Speaking of Mr. Hewitt . . . I wonder if he will concede the point made by the folks at National Review Online that Arlen Specter really DIDN'T have the proper temperament to be committee chairman in such a partisan atmosphere? How could conservatives expect a Senator to fight for their beliefs when he already agreed with the "mainstream-ness" of the nominees? How could conservatives expect Specter to fight for pro-life judges when he considered Roe v. Wade to be "inviolate"? I think that we would have had better results with a true believer (John Kyl) instead of a draftee (Specter).

Manning the Barricades 

Ed Morrisey at Captain's Quarters has a VERY provocative polemic here. His argument is a very simple one and easy to understand. The "Republican leadership" in the Senate continues to dither and stall when it comes to changing the rules to the Senate to make judicial appointments off limits to filibusters.

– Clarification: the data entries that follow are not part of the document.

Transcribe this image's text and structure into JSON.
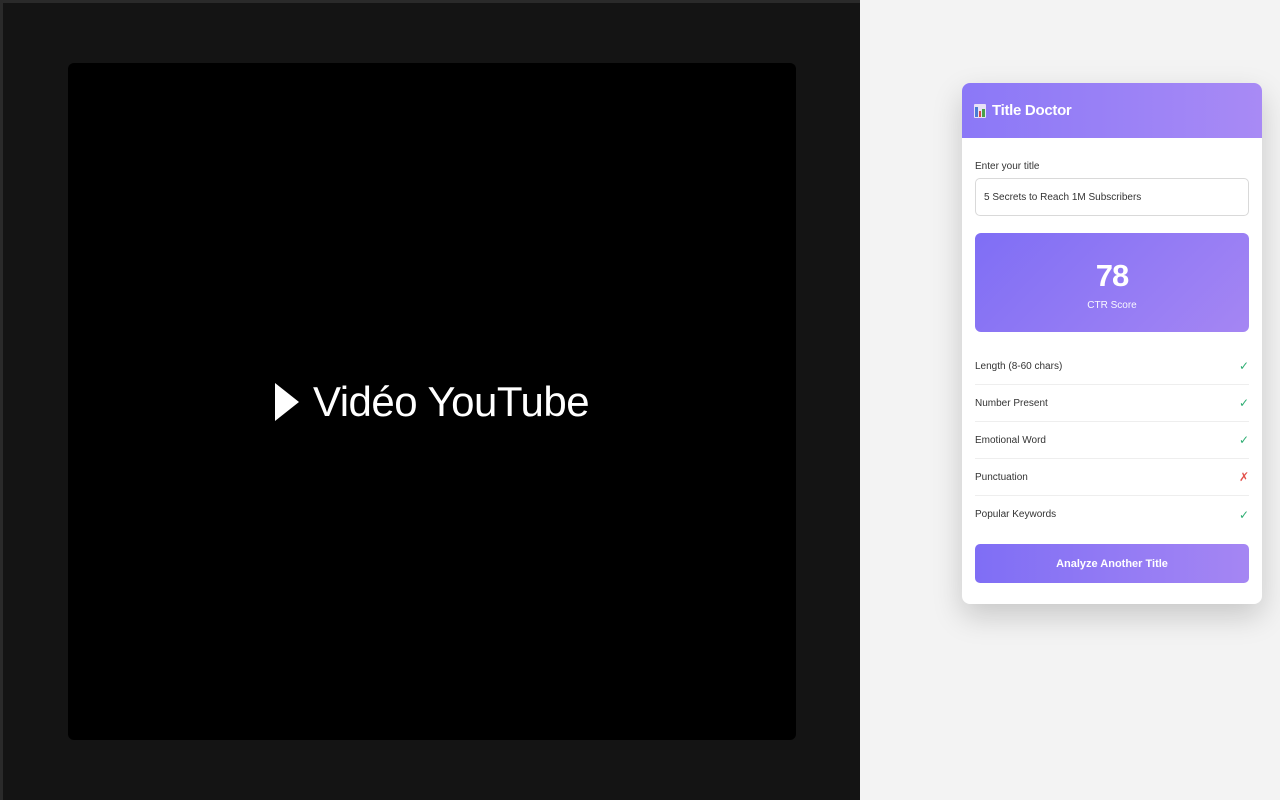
{
  "video": {
    "label": "Vidéo YouTube"
  },
  "panel": {
    "title": "Title Doctor",
    "input_label": "Enter your title",
    "input_value": "5 Secrets to Reach 1M Subscribers",
    "score": {
      "value": "78",
      "label": "CTR Score"
    },
    "checks": [
      {
        "label": "Length (8-60 chars)",
        "mark": "✓",
        "status": "pass"
      },
      {
        "label": "Number Present",
        "mark": "✓",
        "status": "pass"
      },
      {
        "label": "Emotional Word",
        "mark": "✓",
        "status": "pass"
      },
      {
        "label": "Punctuation",
        "mark": "✗",
        "status": "fail"
      },
      {
        "label": "Popular Keywords",
        "mark": "✓",
        "status": "pass"
      }
    ],
    "button_label": "Analyze Another Title"
  },
  "colors": {
    "accent_start": "#7f6ef5",
    "accent_end": "#a586f3",
    "pass": "#2fae73",
    "fail": "#e2504a"
  },
  "icons": {
    "header": "bar-chart-icon",
    "video": "play-icon"
  }
}
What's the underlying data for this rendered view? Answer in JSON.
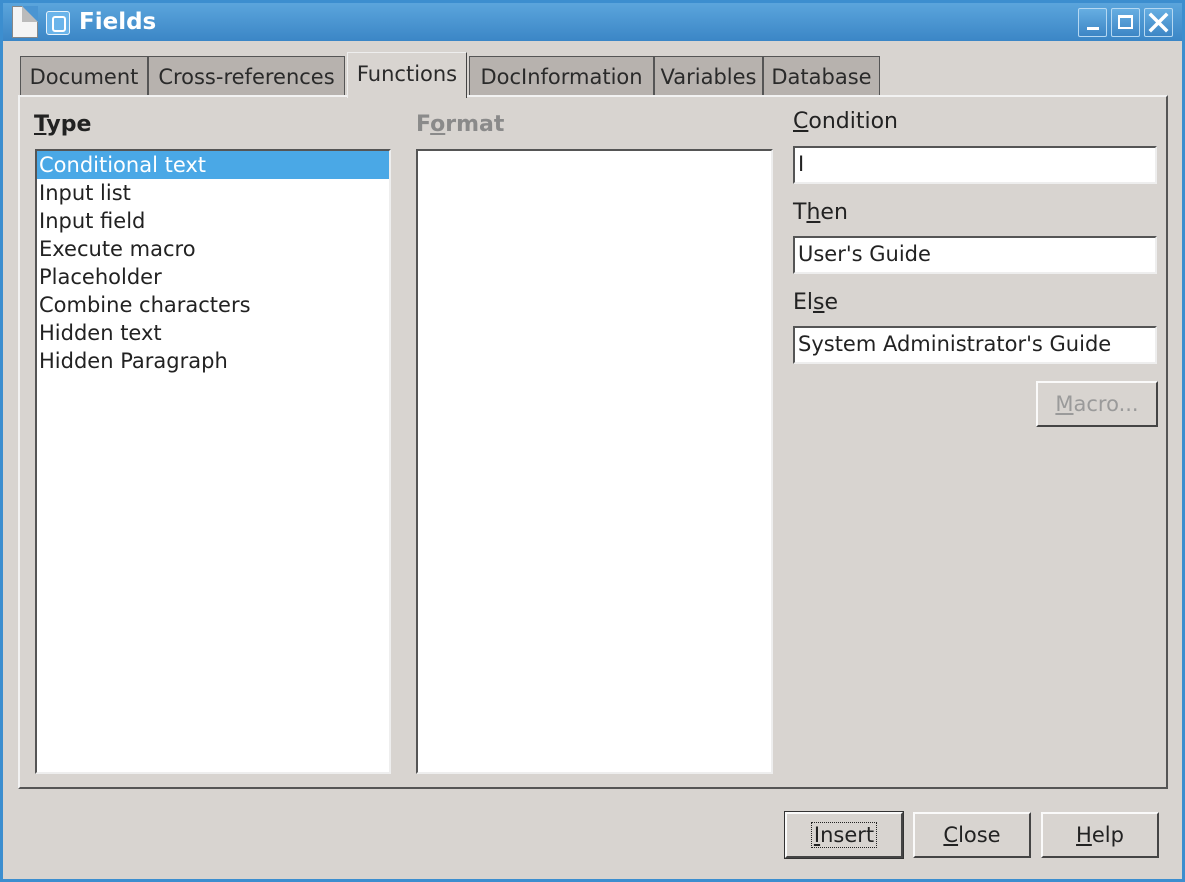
{
  "window": {
    "title": "Fields",
    "colors": {
      "titlebar": "#3b86c6",
      "selection": "#4aa8e6",
      "dialog_bg": "#d8d4d0"
    },
    "controls": {
      "minimize_icon": "minimize-icon",
      "maximize_icon": "maximize-icon",
      "close_icon": "close-icon"
    }
  },
  "tabs": [
    {
      "label": "Document"
    },
    {
      "label": "Cross-references"
    },
    {
      "label": "Functions",
      "active": true
    },
    {
      "label": "DocInformation"
    },
    {
      "label": "Variables"
    },
    {
      "label": "Database"
    }
  ],
  "type_section": {
    "label_mnemonic": "T",
    "label_rest": "ype",
    "items": [
      "Conditional text",
      "Input list",
      "Input field",
      "Execute macro",
      "Placeholder",
      "Combine characters",
      "Hidden text",
      "Hidden Paragraph"
    ],
    "selected": "Conditional text"
  },
  "format_section": {
    "label_pre": "F",
    "label_mnemonic": "o",
    "label_rest": "rmat",
    "items": []
  },
  "condition": {
    "label_mnemonic": "C",
    "label_rest": "ondition",
    "value": "I"
  },
  "then": {
    "label_pre": "T",
    "label_mnemonic": "h",
    "label_rest": "en",
    "value": "User's Guide"
  },
  "else": {
    "label_pre": "El",
    "label_mnemonic": "s",
    "label_rest": "e",
    "value": "System Administrator's Guide"
  },
  "buttons": {
    "macro": {
      "mnemonic": "M",
      "rest": "acro..."
    },
    "insert": {
      "mnemonic": "I",
      "rest": "nsert"
    },
    "close": {
      "mnemonic": "C",
      "rest": "lose"
    },
    "help": {
      "mnemonic": "H",
      "rest": "elp"
    }
  }
}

They have considered it and moved ever . . . so . . . slowly towards actually pulling the trigger that the base has grown restive and frustrated at the pace of things. Mr. Morrisey's post captures the feelings of the base very well.
Mr. Morrisey has cooled his jets a little and is backing up his case here and here.

In the first of the two posts linked to above, he makes the case that promises made should be promises kept. Breaking promises on important matters like the status of the President's judicial nominees is a sure fire way to send a party back into minority status. The second post deals with conversations that he has had with someone close to the process and how the dithering by the GOP leadership has led to tarnished reputations and worn out nominees and hurt families. While Mr. Morrisey is making a very powerful case for vengeful action now, I have only one major caveat with his posts. Mr. Morrisey would do well to look at the success of The Club For Growth and a line from one of the parenting books my wife and I have read and reach the same conclusion: pick your fights very carefully and win them every time. The Club's success isn't in that they went after every Connie Morrella in sight, their success was that they went after wayward Republicans who could have easily afforded to do better and by inserting their own strong candidates into open races where the GOP establishment wanted a more "congenial" candidate. Go ahead and withhold funds from the National Republican Senatorial Committee. Go ahead and support Democrat opponents of liberal GOP incumbents. Go ahead and do all of these things, but please do so in a way that does not damage those who have fought the good fight.